Ayer tenía previsto completar el turno de trabajo hasta las 15.30 horas. Mañana (hoy), había decidido cogerse fiesta. Ainhoa Petrerena trabaja en el Bar Restaurante Valle de Aranguren desde hace unos siete años. Javier García Legorburu, propietario del local, relató el estallido de alegría de su compañera. "Ha gritado y llorado. Está muy emocionada. Nos alegramos por ella y nos da bastante envidia, aunque sana. Nos hubiese gustado que tocara el número del bar", señaló.
A la cuadrilla de trabajadores de la empresa TRW en el polígono de Landaben también le tocó algo del gordo de Ainhoa Petrerena. Al final les invitó a las copas que habían tomado en el almuerzo.

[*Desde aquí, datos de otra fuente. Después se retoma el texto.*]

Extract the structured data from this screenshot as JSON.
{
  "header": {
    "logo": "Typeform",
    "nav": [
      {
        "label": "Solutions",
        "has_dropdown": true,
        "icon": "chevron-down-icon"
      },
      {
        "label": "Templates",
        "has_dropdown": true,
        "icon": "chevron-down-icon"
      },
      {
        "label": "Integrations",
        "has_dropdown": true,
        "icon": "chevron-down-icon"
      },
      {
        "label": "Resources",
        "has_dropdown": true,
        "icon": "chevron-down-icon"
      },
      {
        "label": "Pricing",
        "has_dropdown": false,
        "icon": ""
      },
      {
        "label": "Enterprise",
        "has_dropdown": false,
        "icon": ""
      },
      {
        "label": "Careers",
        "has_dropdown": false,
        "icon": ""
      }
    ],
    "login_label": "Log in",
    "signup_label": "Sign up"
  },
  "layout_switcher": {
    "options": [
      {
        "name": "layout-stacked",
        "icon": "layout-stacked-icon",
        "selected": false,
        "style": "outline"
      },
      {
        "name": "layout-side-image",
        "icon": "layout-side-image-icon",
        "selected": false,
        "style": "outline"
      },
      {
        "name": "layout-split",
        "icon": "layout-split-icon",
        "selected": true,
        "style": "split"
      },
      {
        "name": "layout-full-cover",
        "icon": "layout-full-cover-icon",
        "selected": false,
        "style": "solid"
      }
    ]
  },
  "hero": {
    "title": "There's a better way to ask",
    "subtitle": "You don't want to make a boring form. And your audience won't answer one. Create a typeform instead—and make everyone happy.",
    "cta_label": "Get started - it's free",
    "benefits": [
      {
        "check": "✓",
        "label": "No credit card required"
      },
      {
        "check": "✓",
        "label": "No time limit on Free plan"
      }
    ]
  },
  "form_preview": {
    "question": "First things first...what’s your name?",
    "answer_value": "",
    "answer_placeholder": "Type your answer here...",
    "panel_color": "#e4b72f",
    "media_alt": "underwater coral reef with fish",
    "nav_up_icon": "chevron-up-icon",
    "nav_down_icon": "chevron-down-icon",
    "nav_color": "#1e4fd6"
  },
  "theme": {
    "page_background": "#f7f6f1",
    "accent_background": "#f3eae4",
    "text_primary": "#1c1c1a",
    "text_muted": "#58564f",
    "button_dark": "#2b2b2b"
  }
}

Uno de los trabajadores, Patxi Etxaleku Rubio, contó que todos los años antes de las navidades se reúnen para jugar un partido de fútbol y después almorzar. "No somos clientes habituales del bar. Hemos venido por la mañana y nos ha atendido ella. Mientras ponía la mesa nos ha dicho que si le tocaba la lotería nos invitaba a almorzar", indicó. La camarera les invitó a la copa que se tomaron tras la comida.